Quelle communication ?

Il est de ce fait « difficile » de déterminer si la Province du Sinaï a pris ses ordres auprès de la direction centrale du groupe, selon Caillet. « Comment communiquent-ils sur des informations hyper-sensibles? Est-ce qu’ils communiquent? Il y a un débat chez les spécialistes » sur l’étendue du contrôle de l’EI sur ses branches, ajoute-t-il.
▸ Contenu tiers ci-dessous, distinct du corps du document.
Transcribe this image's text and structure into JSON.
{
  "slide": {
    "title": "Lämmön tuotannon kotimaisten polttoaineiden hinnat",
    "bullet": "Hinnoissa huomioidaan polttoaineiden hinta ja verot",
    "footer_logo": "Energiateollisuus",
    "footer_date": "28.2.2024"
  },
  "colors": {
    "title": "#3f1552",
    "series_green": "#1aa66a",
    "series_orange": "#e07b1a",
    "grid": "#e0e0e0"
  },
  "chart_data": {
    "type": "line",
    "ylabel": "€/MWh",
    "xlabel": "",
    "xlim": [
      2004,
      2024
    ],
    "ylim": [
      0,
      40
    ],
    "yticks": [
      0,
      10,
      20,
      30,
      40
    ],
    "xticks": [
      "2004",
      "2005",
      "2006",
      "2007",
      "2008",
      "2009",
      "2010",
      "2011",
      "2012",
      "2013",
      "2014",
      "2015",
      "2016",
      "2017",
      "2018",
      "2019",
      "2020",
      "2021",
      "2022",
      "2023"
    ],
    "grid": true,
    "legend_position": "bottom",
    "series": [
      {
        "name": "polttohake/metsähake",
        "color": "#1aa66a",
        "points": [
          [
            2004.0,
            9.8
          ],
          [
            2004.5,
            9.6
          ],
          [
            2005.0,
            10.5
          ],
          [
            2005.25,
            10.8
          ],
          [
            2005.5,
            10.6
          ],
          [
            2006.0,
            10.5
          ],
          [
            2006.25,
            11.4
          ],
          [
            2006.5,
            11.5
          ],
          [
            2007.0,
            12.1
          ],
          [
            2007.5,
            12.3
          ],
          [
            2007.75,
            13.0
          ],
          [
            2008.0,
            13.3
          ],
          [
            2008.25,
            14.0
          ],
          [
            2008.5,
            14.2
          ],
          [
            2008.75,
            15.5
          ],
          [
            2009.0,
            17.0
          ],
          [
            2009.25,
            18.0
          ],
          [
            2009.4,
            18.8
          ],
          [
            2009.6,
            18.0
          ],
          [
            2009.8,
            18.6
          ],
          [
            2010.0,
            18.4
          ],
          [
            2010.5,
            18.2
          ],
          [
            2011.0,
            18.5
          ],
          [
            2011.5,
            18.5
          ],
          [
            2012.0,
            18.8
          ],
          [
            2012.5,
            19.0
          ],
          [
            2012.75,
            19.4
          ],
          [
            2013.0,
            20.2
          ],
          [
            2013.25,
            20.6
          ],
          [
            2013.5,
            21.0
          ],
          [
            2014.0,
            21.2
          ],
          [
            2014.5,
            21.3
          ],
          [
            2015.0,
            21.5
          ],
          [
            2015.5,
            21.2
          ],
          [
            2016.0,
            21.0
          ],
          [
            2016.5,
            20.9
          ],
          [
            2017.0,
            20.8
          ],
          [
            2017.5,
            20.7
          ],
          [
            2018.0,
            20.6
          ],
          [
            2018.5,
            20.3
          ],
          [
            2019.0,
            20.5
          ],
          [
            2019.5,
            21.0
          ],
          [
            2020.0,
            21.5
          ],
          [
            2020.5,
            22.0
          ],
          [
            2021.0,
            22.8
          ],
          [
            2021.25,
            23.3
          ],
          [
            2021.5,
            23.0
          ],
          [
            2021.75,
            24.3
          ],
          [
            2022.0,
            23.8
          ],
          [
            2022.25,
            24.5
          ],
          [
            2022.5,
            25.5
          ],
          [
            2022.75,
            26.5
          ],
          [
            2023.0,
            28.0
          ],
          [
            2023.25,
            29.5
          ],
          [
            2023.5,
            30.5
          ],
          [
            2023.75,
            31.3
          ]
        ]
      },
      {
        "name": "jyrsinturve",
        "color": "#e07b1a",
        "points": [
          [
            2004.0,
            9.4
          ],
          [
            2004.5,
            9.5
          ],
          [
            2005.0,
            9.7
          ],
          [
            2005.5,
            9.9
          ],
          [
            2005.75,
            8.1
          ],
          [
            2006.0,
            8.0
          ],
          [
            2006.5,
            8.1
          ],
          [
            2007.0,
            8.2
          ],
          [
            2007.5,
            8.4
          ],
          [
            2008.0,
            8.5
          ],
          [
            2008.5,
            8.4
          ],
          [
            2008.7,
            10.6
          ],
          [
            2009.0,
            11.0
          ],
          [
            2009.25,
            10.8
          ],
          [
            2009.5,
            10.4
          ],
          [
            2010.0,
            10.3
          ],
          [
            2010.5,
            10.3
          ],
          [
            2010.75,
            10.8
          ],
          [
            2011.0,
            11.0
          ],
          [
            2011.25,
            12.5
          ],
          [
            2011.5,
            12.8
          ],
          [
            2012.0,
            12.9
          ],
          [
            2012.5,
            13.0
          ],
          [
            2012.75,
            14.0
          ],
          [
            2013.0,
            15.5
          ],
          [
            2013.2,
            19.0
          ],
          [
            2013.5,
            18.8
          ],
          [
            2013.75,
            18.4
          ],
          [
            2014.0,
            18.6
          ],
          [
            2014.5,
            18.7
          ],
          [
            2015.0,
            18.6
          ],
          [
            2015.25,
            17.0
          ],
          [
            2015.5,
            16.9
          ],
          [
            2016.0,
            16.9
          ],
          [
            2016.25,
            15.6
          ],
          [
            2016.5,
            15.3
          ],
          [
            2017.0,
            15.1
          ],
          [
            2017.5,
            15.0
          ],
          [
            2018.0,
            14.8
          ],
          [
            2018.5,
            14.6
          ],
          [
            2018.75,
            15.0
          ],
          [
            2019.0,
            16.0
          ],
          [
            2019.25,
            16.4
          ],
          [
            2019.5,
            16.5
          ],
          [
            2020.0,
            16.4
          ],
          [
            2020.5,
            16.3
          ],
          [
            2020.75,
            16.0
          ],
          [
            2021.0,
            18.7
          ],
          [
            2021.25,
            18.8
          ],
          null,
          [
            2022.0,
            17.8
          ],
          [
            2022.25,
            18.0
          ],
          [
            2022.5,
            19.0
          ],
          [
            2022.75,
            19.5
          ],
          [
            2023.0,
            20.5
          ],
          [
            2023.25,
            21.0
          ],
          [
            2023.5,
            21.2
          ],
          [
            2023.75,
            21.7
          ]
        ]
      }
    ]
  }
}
« Personne ne sait vraiment quel est le degré de communication » entre la direction et les commandants locaux, renchérit Charlie Winter. « L’attaque pourrait avoir été planifiée en Syrie, la bombe fabriquée par l’EI dans le Sinaï et l’exécutant pourrait avoir été russe. Mais il est possible qu’elle ait relevé purement (de la branche) du Sinaï. Différentes options sont possibles ».

Mais ces attaques pourraient aussi refléter des changements au sein des effectifs de l’EI. « De nombreux combattants étrangers ont commencé à quitter la Syrie et l’Irak et retournent chez eux bien entraînés et capables de commettre des attaques », souligne Clint Watts, du Foreign Policy Research Institute en Pensylavanie. Dans le même temps, « d’autres éprouvent des difficultés à gagner l’Irak ou la Syrie et choisissent d’agir dans leur pays »

Selon un rapport du comité de la sécurité intérieure du Congrès américains, les « groupes terroristes » rassembleraient 25 000 combattants étrangers, venus de 100 pays, dont 4 500 Occidentaux.